Nihayet tenefüstü. Sınıftan çıkıp lavaboya gidecektim ancak bir kız yanıma gelip bana aşağıya inmemiz gerektiğini söyledi. Tuhaf bir durumdu ama onu takip edip aşağıya indim. Okulun arkasına gidiyordu. Benimle tam olarak ne yapmak istediğini anlamamıştım. Okulun arkasına geldiğimizde başka kişilerin olduğunu gördüm.
Kıza döndüm ve, "Buraya neden geldik?" dedim.

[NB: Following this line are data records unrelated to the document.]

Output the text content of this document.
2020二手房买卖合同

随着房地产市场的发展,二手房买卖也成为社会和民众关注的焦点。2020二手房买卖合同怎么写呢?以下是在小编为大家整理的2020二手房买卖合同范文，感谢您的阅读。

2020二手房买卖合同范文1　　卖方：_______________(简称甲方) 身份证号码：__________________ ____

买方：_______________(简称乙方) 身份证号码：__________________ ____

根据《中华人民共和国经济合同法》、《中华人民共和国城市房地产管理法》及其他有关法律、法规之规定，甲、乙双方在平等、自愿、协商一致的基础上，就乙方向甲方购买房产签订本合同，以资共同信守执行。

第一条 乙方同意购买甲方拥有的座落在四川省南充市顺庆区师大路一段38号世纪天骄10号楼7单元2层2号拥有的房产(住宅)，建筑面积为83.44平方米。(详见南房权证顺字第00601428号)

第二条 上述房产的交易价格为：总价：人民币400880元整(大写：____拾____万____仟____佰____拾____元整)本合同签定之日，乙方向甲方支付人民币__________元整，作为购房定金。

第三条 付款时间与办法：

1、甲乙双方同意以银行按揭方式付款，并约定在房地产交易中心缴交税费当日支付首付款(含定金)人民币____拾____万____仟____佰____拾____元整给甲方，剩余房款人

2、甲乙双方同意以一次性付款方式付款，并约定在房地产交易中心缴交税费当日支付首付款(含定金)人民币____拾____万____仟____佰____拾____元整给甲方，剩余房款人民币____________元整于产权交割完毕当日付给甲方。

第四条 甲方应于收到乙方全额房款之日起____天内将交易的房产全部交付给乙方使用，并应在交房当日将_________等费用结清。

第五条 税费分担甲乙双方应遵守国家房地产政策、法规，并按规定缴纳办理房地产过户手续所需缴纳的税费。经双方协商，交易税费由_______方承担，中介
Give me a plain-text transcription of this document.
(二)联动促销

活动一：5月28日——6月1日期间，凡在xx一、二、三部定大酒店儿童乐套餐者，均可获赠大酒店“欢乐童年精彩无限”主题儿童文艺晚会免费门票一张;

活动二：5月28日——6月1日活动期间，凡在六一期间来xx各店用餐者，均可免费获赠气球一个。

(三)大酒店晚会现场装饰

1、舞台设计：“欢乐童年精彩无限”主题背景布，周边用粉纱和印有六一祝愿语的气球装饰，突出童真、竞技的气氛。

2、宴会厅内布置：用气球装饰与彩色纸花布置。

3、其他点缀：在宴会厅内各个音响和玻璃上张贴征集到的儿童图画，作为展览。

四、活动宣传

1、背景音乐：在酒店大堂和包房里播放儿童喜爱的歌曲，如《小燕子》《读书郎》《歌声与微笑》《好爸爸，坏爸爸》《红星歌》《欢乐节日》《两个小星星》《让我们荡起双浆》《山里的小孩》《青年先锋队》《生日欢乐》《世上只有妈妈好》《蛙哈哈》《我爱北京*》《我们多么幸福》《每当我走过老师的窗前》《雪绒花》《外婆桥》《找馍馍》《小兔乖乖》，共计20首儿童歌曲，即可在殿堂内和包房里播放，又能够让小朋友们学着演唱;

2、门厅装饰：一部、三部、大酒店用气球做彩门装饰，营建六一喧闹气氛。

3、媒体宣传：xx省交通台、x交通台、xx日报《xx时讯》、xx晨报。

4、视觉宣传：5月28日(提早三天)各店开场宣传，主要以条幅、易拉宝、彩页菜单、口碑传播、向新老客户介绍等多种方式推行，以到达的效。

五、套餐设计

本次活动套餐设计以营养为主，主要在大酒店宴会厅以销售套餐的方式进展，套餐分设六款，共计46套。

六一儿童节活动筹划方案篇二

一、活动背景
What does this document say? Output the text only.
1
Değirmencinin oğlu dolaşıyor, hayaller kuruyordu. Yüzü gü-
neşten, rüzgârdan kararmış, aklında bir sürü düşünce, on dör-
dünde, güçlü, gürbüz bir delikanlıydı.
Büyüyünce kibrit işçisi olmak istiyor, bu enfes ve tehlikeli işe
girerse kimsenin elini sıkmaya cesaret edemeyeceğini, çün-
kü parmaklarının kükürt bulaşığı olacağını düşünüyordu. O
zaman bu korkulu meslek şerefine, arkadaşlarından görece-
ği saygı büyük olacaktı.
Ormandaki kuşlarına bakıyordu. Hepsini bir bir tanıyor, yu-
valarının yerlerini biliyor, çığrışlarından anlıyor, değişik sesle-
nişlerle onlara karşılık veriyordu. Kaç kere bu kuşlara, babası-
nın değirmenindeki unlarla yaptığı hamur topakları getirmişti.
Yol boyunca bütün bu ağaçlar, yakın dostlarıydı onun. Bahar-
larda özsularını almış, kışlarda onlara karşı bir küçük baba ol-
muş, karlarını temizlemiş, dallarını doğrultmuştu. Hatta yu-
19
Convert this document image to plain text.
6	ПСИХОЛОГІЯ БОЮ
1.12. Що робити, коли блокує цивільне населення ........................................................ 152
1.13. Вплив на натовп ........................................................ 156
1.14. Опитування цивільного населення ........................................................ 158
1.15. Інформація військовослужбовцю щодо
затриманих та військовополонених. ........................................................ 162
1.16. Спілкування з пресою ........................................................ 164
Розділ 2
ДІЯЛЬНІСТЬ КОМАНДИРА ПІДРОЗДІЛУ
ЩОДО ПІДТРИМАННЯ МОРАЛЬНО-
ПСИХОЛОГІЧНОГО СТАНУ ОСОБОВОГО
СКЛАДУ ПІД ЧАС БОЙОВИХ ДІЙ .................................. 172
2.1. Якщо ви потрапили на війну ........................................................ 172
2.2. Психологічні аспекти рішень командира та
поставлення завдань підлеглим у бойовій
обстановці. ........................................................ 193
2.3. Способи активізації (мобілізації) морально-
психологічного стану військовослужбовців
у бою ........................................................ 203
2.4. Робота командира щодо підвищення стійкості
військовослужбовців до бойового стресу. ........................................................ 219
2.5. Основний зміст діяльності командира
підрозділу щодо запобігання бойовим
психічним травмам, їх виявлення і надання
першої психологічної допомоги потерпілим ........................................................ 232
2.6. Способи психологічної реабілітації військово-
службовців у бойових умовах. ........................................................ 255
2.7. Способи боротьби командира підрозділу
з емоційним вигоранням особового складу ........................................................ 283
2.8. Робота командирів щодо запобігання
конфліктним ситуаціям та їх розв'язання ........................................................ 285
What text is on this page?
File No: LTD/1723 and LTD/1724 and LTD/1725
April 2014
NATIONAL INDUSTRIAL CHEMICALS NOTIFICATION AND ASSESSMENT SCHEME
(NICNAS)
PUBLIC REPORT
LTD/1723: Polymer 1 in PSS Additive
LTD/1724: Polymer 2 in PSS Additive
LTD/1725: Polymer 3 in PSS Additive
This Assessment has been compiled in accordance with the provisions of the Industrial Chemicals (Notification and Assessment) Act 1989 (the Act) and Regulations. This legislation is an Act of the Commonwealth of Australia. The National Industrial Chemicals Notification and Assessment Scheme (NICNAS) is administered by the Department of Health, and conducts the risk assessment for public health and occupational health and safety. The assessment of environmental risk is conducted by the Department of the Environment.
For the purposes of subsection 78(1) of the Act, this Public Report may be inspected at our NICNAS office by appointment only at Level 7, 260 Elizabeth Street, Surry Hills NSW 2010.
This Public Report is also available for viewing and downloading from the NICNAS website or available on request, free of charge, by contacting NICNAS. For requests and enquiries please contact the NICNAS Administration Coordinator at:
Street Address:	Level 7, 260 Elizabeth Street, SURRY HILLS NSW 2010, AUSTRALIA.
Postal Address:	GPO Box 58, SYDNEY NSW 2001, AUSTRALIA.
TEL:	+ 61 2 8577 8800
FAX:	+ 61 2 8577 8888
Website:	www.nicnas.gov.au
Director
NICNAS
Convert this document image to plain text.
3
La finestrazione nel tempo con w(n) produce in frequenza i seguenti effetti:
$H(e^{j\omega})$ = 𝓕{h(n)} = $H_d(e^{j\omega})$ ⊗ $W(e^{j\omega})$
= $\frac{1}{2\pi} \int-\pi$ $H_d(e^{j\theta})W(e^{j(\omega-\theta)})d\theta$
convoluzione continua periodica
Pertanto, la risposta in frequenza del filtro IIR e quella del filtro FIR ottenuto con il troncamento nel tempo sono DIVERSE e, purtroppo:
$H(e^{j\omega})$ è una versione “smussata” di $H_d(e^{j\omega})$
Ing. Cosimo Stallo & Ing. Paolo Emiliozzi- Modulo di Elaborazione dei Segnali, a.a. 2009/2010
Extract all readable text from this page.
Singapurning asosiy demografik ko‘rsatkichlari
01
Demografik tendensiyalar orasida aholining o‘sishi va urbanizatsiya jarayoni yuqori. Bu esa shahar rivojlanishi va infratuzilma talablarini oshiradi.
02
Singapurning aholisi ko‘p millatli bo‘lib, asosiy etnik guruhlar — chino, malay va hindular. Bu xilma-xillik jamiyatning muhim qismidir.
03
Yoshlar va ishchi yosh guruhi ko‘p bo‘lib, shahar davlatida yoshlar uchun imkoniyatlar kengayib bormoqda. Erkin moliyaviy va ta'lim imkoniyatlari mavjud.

Kız diğer kişilerin elinden bir şey alıp arkasında gizleyerek karşıma geçti.
"Bunun için geldik.." demesi ile bana arkasında gizlediği su balonunu atması bir oldu. Üstüm biraz ıslanmıştı.
"Eğlence yeni başlıyor." dediler ve aynı anda su balonları atıp durdular. Üstüm iyice ıslanıyordu ama umursamıyordum. Olduğum yerde dikiliyordum sadece. Onlar eğlenmeye devam ederken duydukları ses ile eğlencelerine son verdiler. Gözlerimi açtım ve karşıdan sırıtarak gelen Sasuke'ye baktım. Ellerini çırptı ve, "Şimdilik bu kadar yeter beyler bayanlar. Dağılabilirsiniz." dedi. Diğerleri gülüp giderken Sasuke karşıma geçti.
"Eğlendin mi?" dedi hâlâ sırıtırken. Yapmacık bir şekilde gülümseyip, "Ya, ne demezsin. Hiç bu kadar eğlenmemiştim." dedim alayla.
Beni duvara ittirdi sertçe. Sırtım acımıştı. İki elini duvara koydu ve kulağıma eğildi. "Bu daha başlangıçtı. Devamı da var. Sana benimle uğraşmanın cezasını ödeteceğim." dedi.
Onu ittirip gülerek konuştum. "Bu tür klişe oyunlarla beni korkutabileceğini sanıyorsan çok yanılıyorsun."
Kaşındığımın farkındaydım ama ona boyun eyecek değildim herhalde. Öyle kolay ezilmediğimi ona göstermeliydim.
"Başlangıç klişeydi ama daha iyileri olacak. Emin ol eğleneceksin."
"Tabi, tabi."
"Sabırsızlıkla bekliyorum."
"Bende."
Sasuke uzaklaşırken arkasından orta parmağımı çıkardım. Sonra da o iyice gidene kadar olduğum yerde durdum. Sonra ıslak okul formamı inceledim. Sırılsıklam olmuştum ve böyle kalmaya devam edersem kesinlikle hasta olacaktım.
Umrumda değilmiş gibi, normal bir şekilde yürüyerek soyunma odasına gittim ve kendi dolabımı açıp beden kıyafetlerimi giydim. Soyunma odasındaki işim biter bitmez çıktım.
Koridorda dolup taşmış olan öğrencilerin bakışlarını üzerimde hissedebiliyordum. Ama aldırmadım. Aklımda olan tek şey biran önce sınıfıma gitmekti. Gerçi sınıfa gitmem bile bir fayda sağlamayacaktı.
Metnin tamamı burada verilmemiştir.